A few years ago I read the first two books of Knausgaard’s My Struggle series. I remember the feverish way I read through them; only deciding to stop because I was afraid to admit how much time I spent greedily eating his thoughts. I’m re-reading notes I took at the time. They make me want to dive back in to My Struggle. He wrote, for example, “I read Hauge’s diaries. All 3,000 pages. It was an enormous consolation.” I suppose that’s why I read his books; they were consoling.
And here, he writes about the need for solitude. “I require huge swaths of loneliness and when I do not have it, which has been the case for the last five years, my frustration can sometimes become almost panicked or aggressive. And when what has kept me going for the whole of my adult life, the ambition to write something exceptional one day, is threatened in this way my one thought, which gnaws at me like a rat, is that I have to escape.”

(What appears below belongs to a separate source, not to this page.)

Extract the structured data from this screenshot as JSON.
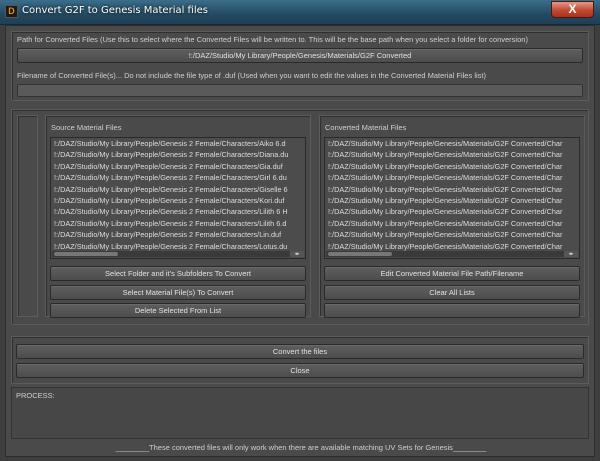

In the second book he writes: “I was preoccupied, to an unusually high degree, by being liked, and always had been, ever since I was small. I had attached huge importance to what other people thought about me ever since I was seven.” Seven? I thought. That's very young. Then, as I comb through my memories and picture myself at seven, I find proof. I too, at seven, wanted to be liked.
Until we moved into a house, my mom, dad, brother, sister and I, lived on the 17th floor of an apartment building in downtown Saskatoon. Among its residents were kind old people who made my parents’ acquaintance on elevator rides. There was a lady named Pearl whose apartment was full of surfaces softened with crochet and lace. And there was a man whose name I do not remember who would slip me two Werther's candies while my mom and I waited in the lobby for the school bus. I wasn’t allowed to eat sugar but I would bring them to school and before the bell rang to offer them to classmates. I became the center of attention for a few brief moments while I picked more-or-less randomly two benefactors from among the many outstretched hands, and the faces that said “me! me! me!”
Ah Knausgaard! Authors by expressing themselves allow readers to recognize themselves and I am grateful.